Tim Sweeney, CEO of Epic Games, attributed recent layoffs to structural changes in the company’s finances, stating that “we’re spending way more than we earn.”
Epic Games, which made the difficult decision to reduce its workforce by 16%, affecting approximately 830 employees, had high hopes for revenue growth inspired by the metaverse but did not meet these expectations. As a result, the company was spending significantly more money than it was generating.
In a Sept 29 memo to staff, Tim Sweeney, CEO of Epic Games, acknowledged: “We concluded that layoffs are the only way and that doing them now and on this scale will stabilize our finances”
He added, “I had long been optimistic that we could power through this transition without layoffs, but in retrospect, I see that this was unrealistic”
The success of the Fortnite Creator program has come at the cost of reduced profitability, as the shift in focus towards user-generated content impacted the company’s profit margins.
“Success with the creator ecosystem is a great achievement, but it means a major structural change to our economics.”

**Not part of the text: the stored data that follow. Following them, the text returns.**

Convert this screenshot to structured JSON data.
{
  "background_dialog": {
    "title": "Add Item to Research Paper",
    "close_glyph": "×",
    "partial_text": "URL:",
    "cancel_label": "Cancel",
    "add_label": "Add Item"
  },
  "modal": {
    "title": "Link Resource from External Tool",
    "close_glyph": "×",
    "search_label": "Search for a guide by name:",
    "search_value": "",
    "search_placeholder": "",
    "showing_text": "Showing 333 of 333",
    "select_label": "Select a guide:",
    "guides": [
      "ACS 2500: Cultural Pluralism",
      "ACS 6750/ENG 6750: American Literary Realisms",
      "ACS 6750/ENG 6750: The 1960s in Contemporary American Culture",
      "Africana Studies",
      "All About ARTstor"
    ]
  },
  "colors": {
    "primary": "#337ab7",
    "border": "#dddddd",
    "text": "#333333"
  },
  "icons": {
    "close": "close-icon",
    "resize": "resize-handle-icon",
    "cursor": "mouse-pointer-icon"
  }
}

However, In addition to layoffs, Sweeney noted that a further 250 employees would leave Epic Games, as the company plans to sell the recently acquired music website Bandcamp and spin off its child-safety technology company, SuperAwesome, which joined Epic in 2020.

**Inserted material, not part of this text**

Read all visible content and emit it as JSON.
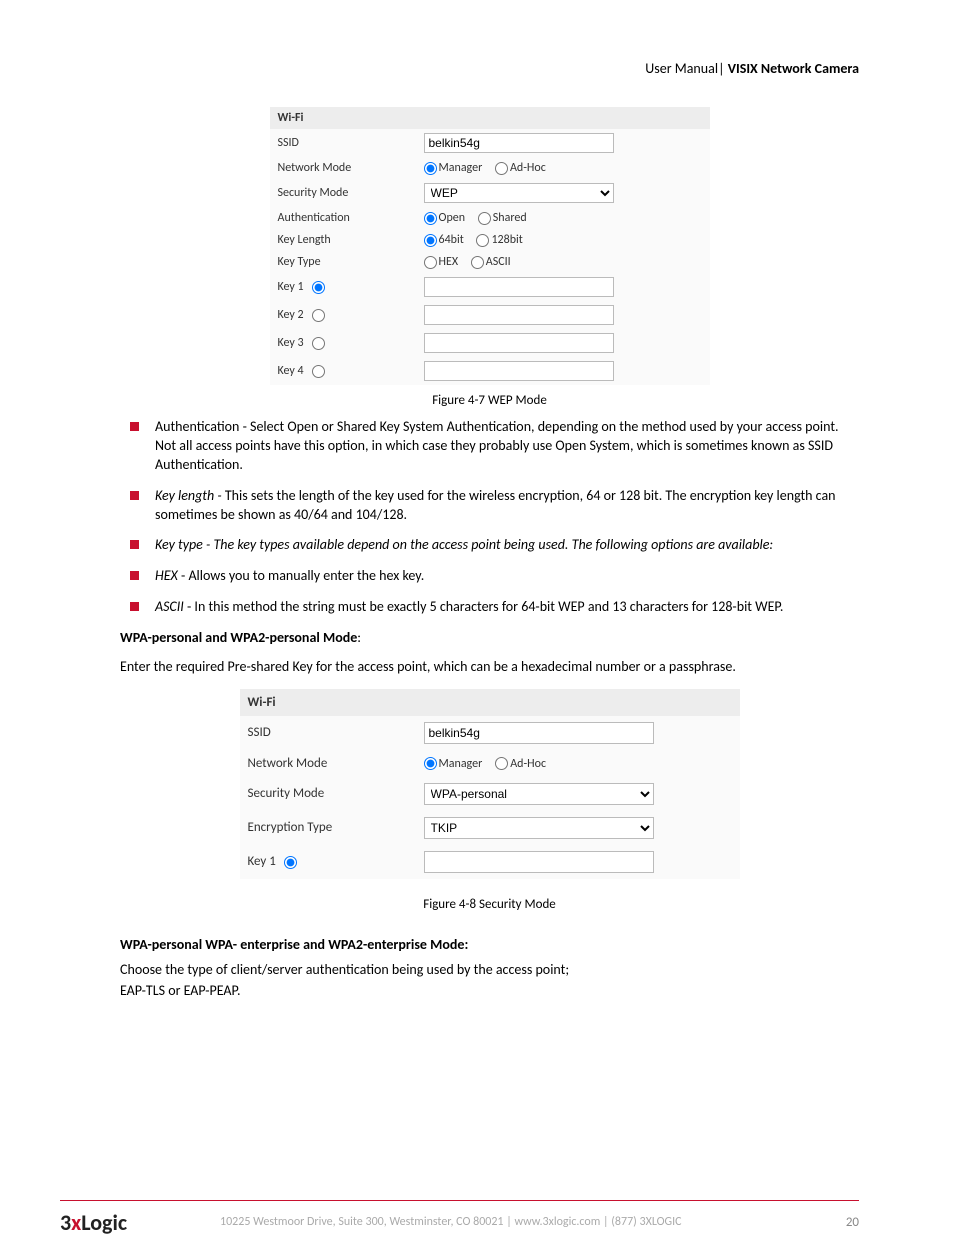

As part of its layoffs, Epic Games has committed to supporting departing employees with six months of pay, as well as providing six months of paid healthcare for those in the U.S., Canada, and Brazil. While Fortnite is Epic Games’ most popular product, the company is also known for the Unreal Engine, a widely used video game development suite that powers some of the most popular games, such as God of War and PlayerUnknown’s Battlegrounds.